Karthigai Deepam Row: DMK government to approach Supreme Court

The high Cout has ruled that imaginary communal tension claims cannot bar lighting of Karthigai Deepam on the Deepathoon stone pillar.
Reportedly, Tamil Nadu Minister for Natural Resources S. Regupathy, has said the State government will prefer an appeal in the Supreme Court challenging the orders passed by the Madras High Court allowing the lighting of a lamp at a stone pillar near a dargah on the Thirupparankundram hill.
Notably on 6th January 2026, a division bench of the Madras High Court upheld a single judge’s order directing that the Karthigai Deepam ceremonial lamp be lit at the stone pillar known as Deepathoon atop the Thiruparankundram hills in Madurai, rejecting appeals by the State of Tamil Nadu and other parties challenging that direction.
The bench, comprising Justices G. Jayachandran and K.K. Ramakrishnan, while pronouncing its judgment, held that the December 1 single judge order was neither barred by res judicata nor unsustainable in law, and dismissed the batch of appeals arising from it.
The issue arose from a writ petition filed by Rama Ravikumar and others seeking enforcement of lighting the sacred Deepam at the ancient stone pillar on Thiruparankundram hill during the annual Karthigai Deepam festival. On December 1, a single judge of the high court directed the management of the Arulmigu Subramaniya Swamy Temple to light the Deepam at the Deepathoon in addition to the traditional site near the Uchi Pillaiyar Mandapam.
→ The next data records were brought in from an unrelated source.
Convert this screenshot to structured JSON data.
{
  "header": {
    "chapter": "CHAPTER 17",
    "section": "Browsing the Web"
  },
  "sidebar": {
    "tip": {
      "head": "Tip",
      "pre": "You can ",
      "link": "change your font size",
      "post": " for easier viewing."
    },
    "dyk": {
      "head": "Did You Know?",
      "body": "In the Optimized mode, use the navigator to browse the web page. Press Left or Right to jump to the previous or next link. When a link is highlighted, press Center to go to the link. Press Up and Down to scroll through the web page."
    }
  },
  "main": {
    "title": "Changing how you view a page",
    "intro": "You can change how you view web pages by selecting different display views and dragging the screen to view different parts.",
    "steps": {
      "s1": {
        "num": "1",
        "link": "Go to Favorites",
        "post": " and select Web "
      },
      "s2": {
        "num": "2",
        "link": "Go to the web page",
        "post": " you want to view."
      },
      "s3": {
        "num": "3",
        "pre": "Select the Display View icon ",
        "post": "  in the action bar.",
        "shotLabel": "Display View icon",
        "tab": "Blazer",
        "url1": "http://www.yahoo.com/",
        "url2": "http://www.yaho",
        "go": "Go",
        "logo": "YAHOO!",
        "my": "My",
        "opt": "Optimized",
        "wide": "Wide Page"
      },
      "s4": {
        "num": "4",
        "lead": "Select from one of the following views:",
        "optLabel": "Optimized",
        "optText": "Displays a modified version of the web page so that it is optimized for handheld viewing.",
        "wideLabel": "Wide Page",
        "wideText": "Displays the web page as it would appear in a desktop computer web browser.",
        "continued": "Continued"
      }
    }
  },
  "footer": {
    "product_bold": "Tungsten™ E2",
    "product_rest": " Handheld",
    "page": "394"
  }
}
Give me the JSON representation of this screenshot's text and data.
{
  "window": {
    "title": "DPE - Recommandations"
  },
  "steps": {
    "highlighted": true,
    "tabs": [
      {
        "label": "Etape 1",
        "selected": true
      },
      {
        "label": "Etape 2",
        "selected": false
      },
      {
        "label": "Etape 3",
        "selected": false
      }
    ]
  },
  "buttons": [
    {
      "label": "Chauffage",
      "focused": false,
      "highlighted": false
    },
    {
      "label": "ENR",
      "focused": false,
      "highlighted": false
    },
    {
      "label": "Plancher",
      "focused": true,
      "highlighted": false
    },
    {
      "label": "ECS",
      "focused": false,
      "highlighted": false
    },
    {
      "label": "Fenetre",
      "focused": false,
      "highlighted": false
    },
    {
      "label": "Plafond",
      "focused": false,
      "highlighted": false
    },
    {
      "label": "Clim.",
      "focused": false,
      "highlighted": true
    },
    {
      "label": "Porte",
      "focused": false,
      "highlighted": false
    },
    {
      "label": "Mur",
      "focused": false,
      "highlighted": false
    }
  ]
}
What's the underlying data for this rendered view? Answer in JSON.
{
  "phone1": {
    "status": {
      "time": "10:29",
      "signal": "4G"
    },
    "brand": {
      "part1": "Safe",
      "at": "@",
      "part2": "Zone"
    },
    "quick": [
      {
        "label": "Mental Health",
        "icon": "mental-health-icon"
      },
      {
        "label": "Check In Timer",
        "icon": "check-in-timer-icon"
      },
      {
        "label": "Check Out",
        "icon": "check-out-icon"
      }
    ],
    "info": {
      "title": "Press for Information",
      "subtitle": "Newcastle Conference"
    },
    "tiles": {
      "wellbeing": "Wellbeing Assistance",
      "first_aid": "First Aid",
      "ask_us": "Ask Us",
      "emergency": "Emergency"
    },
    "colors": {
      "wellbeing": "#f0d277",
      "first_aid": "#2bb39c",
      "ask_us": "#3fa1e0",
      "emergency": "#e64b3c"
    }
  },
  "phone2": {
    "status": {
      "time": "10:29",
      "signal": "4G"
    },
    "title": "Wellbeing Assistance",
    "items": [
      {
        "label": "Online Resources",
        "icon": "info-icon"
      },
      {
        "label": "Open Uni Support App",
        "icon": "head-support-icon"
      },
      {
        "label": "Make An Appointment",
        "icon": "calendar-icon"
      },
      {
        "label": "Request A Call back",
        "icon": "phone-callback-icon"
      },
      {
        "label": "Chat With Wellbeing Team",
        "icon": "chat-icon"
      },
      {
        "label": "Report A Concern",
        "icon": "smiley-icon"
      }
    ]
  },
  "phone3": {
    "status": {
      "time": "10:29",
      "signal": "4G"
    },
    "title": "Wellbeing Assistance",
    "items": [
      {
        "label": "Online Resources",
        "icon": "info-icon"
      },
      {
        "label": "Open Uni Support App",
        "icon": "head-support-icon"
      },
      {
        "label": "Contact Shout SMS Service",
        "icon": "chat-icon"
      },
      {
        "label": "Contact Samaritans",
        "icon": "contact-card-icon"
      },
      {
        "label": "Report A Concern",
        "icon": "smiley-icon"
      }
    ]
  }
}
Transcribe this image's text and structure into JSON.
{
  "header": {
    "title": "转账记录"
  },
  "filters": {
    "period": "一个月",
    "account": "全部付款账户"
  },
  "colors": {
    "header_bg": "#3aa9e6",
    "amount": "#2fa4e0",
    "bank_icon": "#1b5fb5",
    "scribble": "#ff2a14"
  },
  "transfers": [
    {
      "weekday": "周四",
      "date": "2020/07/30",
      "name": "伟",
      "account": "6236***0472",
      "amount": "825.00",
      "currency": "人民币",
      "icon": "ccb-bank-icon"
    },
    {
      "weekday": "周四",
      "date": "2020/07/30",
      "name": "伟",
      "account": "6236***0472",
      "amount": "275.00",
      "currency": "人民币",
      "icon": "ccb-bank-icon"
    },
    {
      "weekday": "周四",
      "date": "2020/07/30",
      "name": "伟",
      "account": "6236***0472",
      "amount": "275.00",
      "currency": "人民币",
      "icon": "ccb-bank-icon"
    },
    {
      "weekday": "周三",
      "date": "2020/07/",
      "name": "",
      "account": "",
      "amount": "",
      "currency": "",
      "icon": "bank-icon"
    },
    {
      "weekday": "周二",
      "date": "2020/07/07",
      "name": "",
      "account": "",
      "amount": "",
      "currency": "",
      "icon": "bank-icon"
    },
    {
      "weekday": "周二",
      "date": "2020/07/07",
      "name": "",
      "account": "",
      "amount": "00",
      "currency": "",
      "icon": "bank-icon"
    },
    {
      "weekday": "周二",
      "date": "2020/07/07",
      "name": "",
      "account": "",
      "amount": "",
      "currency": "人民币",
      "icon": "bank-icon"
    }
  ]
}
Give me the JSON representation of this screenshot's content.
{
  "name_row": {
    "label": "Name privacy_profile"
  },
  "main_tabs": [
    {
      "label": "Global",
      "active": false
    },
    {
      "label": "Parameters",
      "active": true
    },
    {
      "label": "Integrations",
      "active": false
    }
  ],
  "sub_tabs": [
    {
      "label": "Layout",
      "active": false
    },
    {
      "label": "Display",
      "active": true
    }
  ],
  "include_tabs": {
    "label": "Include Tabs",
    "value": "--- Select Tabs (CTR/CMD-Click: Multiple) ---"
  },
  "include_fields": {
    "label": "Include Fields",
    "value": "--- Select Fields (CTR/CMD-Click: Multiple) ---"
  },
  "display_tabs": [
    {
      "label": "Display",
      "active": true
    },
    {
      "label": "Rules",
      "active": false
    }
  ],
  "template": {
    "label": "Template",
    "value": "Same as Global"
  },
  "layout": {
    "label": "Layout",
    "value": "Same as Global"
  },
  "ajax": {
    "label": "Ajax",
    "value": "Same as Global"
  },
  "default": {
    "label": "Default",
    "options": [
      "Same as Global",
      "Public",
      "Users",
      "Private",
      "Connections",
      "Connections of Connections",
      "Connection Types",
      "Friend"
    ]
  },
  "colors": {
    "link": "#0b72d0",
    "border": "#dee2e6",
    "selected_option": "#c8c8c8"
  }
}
The judge observed that the temple authority could not deny devotees’ plea without reasonable basis, and that facilitating the ritual did not infringe the rights of any other community.
The State, joined by the temple management and the Hazarath Sultan Sikkandar Badhusha Avuliya Dargah at Thiruparankundram, filed appeals contending that there was no material on record to establish that the pillar was ever used as a Deepathoon or that there existed a customary right to light the Deepam there. The Advocate General argued before the division bench that neither historical evidence nor temple records supported the assertion of the pillar’s ritual use, and that the single judge had exceeded judicial bounds by effectively creating a new practice without proper foundation.
The appellants also raised concerns over public order, alleging that lighting the lamp at the hilltop, which lies close to the dargah, could foment communal tensions. Counsel for the dargah had earlier urged the bench to note procedural flaws in the way the single judge entertained the petition, arguing that affected parties had not been heard adequately. In its decision, the division bench addressed these contentions, holding that the issue of res judicata did not apply because earlier litigations had not decided the specific question of lighting Deepam at the Deepathoon. Court further observed that the appellants had failed to produce compelling evidence to displace the finding that the practice could be recognised for the limited purpose of the writ petition.
The bench also underscored that concerns about public order or communal harmony, in the absence of concrete incidents, could not outweigh the exercise of fundamental religious rights, and that the petitioners’ prayer fell within the high court’s jurisdiction under Article 226 of the Constitution.